Many companies and research institutions are currently working on developing different types of quantum computers. Google and IBM are working on superconducting quantum computers, Intel and the University of South Wales (UNSW) are working on silicon quantum computers, Microsoft is working on a topological quantum computer, and others, such as IonQ, are working on trapped ion quantum computers.

Trapped ion quantum computers makes use of single-atom qubits that are much more stable, which means lower error rates and ultimately better and faster problem-solving. These qubits are stabilized (trapped) by lasers. IonQ uses atoms from a rare earth mineral called ytterbium.
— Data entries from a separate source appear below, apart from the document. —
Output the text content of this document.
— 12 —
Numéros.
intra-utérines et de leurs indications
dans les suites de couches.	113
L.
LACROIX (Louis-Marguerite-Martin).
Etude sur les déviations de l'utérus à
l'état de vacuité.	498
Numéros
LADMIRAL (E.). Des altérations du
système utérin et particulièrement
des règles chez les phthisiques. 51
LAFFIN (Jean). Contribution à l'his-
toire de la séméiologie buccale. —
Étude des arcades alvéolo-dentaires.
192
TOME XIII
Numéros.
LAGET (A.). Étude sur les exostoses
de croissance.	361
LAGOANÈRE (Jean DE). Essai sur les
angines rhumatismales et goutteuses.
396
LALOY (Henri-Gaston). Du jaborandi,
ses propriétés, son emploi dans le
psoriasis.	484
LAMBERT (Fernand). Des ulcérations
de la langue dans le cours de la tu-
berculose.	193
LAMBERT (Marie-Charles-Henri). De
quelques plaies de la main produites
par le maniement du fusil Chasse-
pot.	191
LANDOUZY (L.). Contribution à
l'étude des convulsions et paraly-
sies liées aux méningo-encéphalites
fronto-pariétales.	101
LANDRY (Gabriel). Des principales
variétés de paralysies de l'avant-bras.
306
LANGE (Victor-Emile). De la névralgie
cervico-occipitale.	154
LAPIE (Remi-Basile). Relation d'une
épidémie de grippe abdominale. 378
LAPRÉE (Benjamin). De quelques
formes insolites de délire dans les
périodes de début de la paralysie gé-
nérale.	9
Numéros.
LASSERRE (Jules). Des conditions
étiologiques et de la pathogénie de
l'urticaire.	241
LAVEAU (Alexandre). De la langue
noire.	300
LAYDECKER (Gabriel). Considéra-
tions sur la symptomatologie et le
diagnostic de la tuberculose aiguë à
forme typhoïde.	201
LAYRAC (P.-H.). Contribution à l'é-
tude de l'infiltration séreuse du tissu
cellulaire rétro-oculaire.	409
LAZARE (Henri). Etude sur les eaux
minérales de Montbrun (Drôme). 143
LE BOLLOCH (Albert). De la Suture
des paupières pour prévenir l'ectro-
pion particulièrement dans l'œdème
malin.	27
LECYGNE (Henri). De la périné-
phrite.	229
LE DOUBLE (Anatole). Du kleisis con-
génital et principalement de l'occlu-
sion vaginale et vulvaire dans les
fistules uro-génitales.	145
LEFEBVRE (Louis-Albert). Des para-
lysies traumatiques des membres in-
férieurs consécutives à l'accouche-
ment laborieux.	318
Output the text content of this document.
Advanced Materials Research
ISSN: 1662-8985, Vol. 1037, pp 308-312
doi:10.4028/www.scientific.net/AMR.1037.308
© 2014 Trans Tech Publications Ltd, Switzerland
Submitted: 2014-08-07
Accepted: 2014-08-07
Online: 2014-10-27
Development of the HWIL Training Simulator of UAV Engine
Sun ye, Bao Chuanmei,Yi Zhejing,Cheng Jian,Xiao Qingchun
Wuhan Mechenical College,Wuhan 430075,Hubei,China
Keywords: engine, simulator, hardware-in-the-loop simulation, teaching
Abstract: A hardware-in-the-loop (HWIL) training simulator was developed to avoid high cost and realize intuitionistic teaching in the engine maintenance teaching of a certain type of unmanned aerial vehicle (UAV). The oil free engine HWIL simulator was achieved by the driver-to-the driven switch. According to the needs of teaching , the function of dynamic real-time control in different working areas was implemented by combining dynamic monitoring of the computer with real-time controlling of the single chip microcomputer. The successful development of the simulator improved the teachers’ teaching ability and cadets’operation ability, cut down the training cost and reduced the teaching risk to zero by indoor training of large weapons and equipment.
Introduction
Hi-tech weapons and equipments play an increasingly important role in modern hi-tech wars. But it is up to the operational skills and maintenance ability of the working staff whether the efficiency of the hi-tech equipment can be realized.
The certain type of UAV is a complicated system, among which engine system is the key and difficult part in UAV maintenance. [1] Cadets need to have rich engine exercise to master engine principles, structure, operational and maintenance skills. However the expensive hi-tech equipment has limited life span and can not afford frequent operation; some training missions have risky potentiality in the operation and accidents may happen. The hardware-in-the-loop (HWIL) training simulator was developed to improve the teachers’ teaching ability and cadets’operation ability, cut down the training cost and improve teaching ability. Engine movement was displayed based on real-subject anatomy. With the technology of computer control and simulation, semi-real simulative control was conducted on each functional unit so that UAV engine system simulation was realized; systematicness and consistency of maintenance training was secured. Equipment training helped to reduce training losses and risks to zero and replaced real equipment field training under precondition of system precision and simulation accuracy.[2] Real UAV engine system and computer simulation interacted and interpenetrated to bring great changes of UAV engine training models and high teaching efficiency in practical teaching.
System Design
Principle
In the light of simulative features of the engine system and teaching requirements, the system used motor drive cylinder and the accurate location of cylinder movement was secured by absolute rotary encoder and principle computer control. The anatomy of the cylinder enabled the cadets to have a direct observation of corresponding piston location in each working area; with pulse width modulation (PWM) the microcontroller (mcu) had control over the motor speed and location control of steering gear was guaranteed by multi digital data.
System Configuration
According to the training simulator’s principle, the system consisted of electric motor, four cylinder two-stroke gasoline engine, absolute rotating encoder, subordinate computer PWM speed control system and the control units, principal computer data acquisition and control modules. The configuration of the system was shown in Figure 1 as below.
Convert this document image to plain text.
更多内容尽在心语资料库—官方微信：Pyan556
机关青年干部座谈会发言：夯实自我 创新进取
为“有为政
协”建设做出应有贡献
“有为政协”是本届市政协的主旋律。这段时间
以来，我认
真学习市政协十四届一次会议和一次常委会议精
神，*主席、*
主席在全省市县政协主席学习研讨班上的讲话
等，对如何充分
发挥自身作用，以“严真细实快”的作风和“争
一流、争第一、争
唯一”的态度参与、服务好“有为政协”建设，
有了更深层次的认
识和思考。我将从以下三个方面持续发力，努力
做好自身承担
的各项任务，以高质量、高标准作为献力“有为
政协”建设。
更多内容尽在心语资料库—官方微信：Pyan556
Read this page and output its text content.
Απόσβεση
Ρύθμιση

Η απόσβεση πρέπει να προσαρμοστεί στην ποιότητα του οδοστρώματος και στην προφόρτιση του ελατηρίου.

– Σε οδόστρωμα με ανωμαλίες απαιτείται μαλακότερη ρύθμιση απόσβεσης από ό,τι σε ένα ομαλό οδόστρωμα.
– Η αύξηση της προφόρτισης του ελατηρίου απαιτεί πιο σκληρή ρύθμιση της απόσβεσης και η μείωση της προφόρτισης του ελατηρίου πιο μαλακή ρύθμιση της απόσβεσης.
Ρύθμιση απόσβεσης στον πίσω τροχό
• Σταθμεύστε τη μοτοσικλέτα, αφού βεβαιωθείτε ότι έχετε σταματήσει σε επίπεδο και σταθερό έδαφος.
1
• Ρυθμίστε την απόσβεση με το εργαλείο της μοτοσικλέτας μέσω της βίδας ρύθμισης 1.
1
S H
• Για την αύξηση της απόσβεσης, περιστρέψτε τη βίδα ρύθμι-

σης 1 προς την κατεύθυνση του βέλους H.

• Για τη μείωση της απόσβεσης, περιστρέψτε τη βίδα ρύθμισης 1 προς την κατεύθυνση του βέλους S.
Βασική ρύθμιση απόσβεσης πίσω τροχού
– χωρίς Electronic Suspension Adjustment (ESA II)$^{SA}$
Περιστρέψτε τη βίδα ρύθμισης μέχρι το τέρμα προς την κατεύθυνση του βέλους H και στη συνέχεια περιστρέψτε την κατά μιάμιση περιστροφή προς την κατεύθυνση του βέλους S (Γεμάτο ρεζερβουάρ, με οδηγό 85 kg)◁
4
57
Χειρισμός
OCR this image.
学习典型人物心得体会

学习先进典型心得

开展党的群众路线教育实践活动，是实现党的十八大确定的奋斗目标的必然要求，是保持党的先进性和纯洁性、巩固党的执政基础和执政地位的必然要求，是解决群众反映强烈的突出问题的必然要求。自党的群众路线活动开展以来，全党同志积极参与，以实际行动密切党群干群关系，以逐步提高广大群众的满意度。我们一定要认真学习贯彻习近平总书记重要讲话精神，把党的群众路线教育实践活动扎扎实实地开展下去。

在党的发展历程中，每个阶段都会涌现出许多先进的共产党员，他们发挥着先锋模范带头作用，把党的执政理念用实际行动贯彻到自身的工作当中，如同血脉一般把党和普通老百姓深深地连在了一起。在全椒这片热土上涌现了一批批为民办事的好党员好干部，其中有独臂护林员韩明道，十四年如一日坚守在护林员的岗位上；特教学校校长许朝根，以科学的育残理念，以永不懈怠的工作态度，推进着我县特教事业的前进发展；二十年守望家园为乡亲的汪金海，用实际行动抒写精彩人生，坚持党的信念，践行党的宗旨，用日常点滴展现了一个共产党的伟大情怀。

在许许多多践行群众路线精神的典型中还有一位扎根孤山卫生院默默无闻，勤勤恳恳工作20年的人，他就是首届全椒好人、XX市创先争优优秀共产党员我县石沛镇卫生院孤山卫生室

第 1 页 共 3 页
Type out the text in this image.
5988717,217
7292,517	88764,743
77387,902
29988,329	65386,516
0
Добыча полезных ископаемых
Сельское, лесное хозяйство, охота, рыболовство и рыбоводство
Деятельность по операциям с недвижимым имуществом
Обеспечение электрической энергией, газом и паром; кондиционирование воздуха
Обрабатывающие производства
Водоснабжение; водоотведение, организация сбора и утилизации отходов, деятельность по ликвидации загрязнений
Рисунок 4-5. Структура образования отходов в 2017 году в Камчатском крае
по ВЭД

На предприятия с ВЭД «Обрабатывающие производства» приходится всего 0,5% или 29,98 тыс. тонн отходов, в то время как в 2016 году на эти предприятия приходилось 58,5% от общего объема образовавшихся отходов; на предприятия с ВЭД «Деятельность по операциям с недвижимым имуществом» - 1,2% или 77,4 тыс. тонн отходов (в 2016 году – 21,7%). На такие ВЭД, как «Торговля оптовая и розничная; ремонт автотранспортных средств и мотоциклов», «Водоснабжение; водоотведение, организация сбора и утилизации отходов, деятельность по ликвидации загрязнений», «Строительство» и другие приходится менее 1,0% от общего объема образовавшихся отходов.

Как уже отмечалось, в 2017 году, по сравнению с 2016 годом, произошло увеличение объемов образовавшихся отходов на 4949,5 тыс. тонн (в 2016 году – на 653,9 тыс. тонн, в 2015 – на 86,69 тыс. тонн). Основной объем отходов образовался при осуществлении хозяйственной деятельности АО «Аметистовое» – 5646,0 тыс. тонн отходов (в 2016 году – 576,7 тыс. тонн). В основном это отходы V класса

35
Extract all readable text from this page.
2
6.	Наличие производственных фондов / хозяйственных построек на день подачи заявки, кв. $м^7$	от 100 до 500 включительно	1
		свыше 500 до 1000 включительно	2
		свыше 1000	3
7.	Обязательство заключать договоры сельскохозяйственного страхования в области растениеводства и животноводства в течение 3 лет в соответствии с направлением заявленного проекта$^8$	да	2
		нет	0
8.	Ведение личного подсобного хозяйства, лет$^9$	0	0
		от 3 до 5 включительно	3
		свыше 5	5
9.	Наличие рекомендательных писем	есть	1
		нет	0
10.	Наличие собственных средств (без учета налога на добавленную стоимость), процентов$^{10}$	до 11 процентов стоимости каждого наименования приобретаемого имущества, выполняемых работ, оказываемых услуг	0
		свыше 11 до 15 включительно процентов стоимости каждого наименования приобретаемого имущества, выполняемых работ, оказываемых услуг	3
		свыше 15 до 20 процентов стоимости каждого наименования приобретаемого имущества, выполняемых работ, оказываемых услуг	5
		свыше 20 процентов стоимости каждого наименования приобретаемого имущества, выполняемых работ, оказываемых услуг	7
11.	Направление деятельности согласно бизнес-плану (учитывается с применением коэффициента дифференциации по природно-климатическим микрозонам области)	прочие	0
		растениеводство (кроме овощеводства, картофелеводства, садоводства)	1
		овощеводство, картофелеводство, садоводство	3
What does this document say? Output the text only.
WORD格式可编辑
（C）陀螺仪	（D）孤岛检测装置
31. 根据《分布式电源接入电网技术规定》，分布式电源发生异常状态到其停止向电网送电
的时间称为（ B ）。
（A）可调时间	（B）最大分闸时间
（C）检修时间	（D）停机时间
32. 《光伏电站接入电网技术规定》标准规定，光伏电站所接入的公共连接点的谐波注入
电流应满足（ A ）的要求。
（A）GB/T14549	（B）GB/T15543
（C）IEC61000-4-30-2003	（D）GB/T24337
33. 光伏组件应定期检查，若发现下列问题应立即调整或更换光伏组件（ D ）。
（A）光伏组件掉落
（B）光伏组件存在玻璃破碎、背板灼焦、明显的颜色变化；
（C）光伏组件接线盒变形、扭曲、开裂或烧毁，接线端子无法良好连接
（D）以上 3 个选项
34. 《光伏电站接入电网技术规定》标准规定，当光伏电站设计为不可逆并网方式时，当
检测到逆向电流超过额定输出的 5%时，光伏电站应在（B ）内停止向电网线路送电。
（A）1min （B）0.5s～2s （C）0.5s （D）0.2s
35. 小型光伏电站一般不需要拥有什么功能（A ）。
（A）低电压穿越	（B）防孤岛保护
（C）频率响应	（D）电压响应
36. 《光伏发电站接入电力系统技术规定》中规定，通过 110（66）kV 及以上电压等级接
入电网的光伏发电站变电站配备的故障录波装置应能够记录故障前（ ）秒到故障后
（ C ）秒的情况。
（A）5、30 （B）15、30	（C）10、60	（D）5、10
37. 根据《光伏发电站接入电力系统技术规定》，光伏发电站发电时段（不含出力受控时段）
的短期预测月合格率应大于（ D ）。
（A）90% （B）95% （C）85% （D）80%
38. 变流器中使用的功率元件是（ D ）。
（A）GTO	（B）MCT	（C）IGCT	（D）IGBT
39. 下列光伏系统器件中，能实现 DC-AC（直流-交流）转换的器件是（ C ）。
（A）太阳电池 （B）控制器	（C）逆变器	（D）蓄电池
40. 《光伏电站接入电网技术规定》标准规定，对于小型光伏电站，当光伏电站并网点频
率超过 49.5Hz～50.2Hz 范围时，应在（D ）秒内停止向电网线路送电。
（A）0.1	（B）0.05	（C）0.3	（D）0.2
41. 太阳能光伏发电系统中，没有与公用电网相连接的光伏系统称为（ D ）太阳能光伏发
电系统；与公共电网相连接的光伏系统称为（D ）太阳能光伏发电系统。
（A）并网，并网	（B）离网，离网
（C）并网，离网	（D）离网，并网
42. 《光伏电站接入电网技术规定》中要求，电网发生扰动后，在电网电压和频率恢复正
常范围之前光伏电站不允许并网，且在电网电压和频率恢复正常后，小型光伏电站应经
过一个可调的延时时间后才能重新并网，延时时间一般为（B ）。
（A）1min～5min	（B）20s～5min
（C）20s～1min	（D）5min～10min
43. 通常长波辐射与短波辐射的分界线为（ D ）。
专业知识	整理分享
“In the lab, we saw the potential of ion trap computing. And so we started a company with an incredible team to commercialize it," Christopher Monroe, a Professor of Physics at the University of Maryland who co-founded IonQ with Jungsang Kim, an engineering professor at Duke, said in a statement. "After two years of work, our against-the-grain bet is paying off. The IonQ System is robust and industrial strength. Even at this early stage, the results show the ion trap design has all the advantages we expected and more.”

IonQ promised to publish a paper in peer-reviewed journals in a few months, as well as details about a quantum chemistry simulation that surpasses all similar simulations that have been done in the past. In 2019, the company will also make its trapped-ion quantum computers available to researchers that can use them for applications in medicine, chemistry, energy, logistics and other areas where conventional computers fall short.